Und was kann der Bundesrat als Reaktion auf ein solches Vorgehen machen? Er hat entweder die Möglichkeit, der Bundesversammlung den Vertrag oder die Änderung mit einer Botschaft zur Genehmigung zu unterbreiten, oder aber er kündigt den Vertrag auf den nächstmöglichen Termin. Das geht natürlich nur, wenn dessen Laufzeit andauert. Wir müssen uns jedoch darüber im Klaren sein, dass durch eine nachträgliche parlamentarische Behandlung nicht bewirkt wird, dass der Vertrag dann nicht mehr anwendbar ist: Der Vertrag bleibt während des parlamentarischen Verfahrens in Kraft. Was wir erreichen können, wenn wir es denn wollen, ist eine Kündigung auf den nächstmöglichen Termin. So viel zum Grundsätzlichen. [PAGE 1510]
Nun zu dem, was wir in der Aussenpolitischen Kommission besprochen haben: Es wurde durchaus kritisch, ja selbstkritisch angemerkt, dass wir jährlich quasi ein parlamentarisches Gütesiegel verleihen. Es ist ein Siegel zu etwas, was wir nicht kontrollieren können, ganz sicher nicht im Detail. Am Beispiel des IKRK - man hätte auch ein anderes nehmen können - wurde die Frage gestellt, weshalb eine ganze Serie von Einzelverträgen, jeweils für bestimmte Projekte, abgeschlossen werden müsse. Hier gibt es drei Kategorien von Verträgen: erstens für den Beitrag an die Sitzkosten in Genf, zweitens für den jährlichen Pauschalbeitrag an die Operationen, über die das IKRK frei bestimmen kann, und drittens für Beiträge, um das IKRK bei Operationen zu unterstützen, die nicht vorausgesehen werden können - das sind humanitäre Katastrophen oder Naturkatastrophen. Für den dritten Fall lanciert das IKRK jeweils spezielle Aufrufe. Für all diese Verträge werden standardisierte Vorlagen verwendet. Damit kann der administrative Aufwand in Grenzen gehalten werden. Die Feldaktivitäten des IKRK werden grundsätzlich in drei Tranchen unterstützt, nämlich im Frühling, im Sommer und im Herbst.
In Bezug auf die Aktivitäten im Bereich Entwicklungs- und Osthilfe wurde moniert, dass Schweizer KMU bei der Vergabe von Aufträgen zu selten zum Handkuss kämen. Vor allem im Bereich der Kohäsionsgelder werde im Vorfeld eines Projektes immer wieder kolportiert, dass Schweizer Unternehmen, vor allem KMU, vom Einsatz dieser Gelder auch profitieren würden. Wenn sie jeweils mit der Realität konfrontiert seien, führe dies zu ziemlichem Frust, weil unsere Firmen vielfach nicht beteiligt seien, wenn es um solche Aufträge gehe.
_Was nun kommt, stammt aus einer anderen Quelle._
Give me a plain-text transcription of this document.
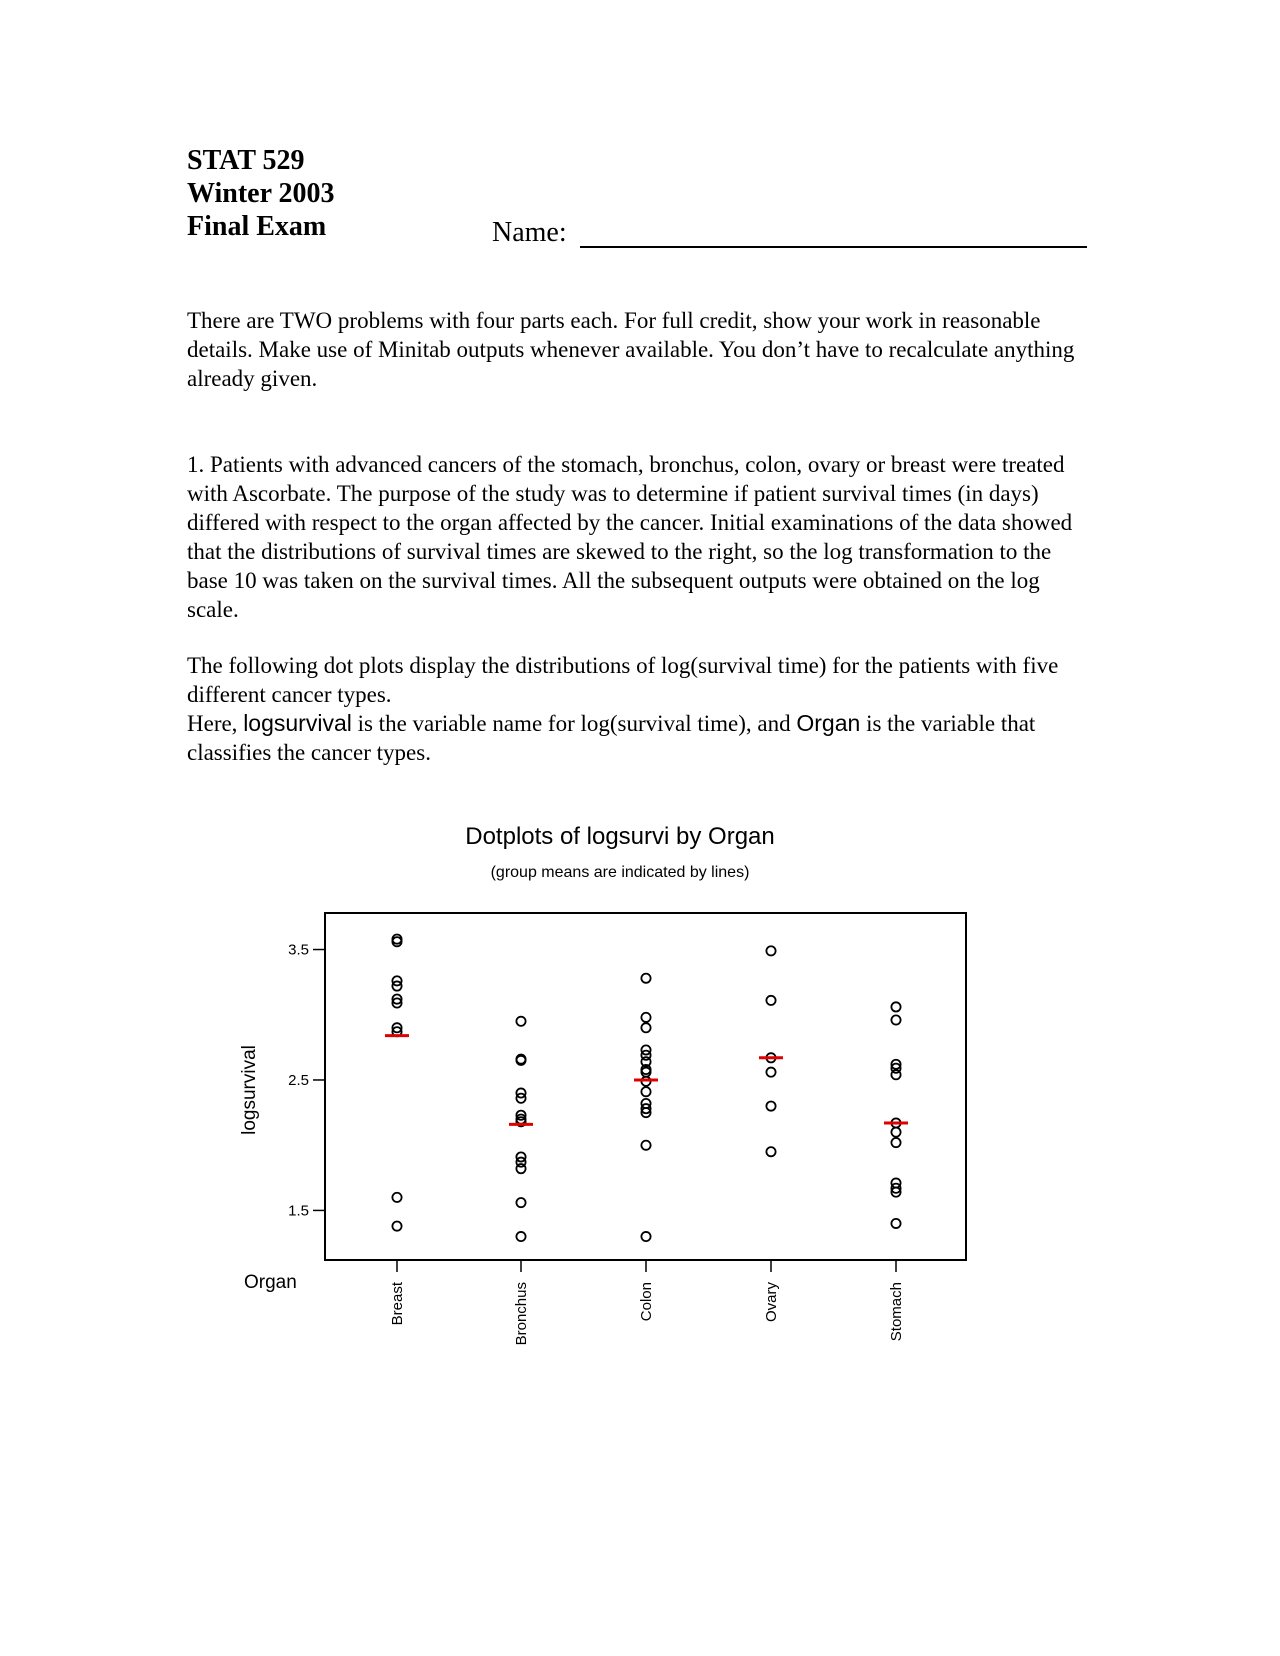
STAT 529
Winter 2003
Final Exam	Name:
There are TWO problems with four parts each. For full credit, show your work in reasonable details. Make use of Minitab outputs whenever available. You don’t have to recalculate anything already given.
1. Patients with advanced cancers of the stomach, bronchus, colon, ovary or breast were treated with Ascorbate. The purpose of the study was to determine if patient survival times (in days) differed with respect to the organ affected by the cancer. Initial examinations of the data showed that the distributions of survival times are skewed to the right, so the log transformation to the base 10 was taken on the survival times. All the subsequent outputs were obtained on the log scale.
The following dot plots display the distributions of log(survival time) for the patients with five different cancer types.
Here, logsurvival is the variable name for log(survival time), and Organ is the variable that classifies the cancer types.
Dotplots of logsurvi by Organ
(group means are indicated by lines)
logsurvival
Organ
1.5
2.5
3.5
Breast	Bronchus	Colon	Ovary	Stomach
Nun zu einer der wohl interessantesten und auch brisantesten Fragen, die in der Kommission gestellt wurden: Gibt es Verträge, welche nicht in diesem grünen Buch figurieren, weil sie geheim sind? Die Antwort ist kurz: Ja, es gibt sie. Von parlamentarischer Seite her hat die Geschäftsprüfungsdelegation davon Kenntnis. Sie wissen jedoch so gut wie ich, dass deren Mitglieder gemäss Artikel 8 des Parlamentsgesetzes der Geheimhaltung verpflichtet sind.
Wie der Bundesrat beantragt Ihnen auch Ihre Aussenpolitische Kommission, vom Bericht über die im Jahr 2012 abgeschlossenen internationalen Verträge Kenntnis zu nehmen.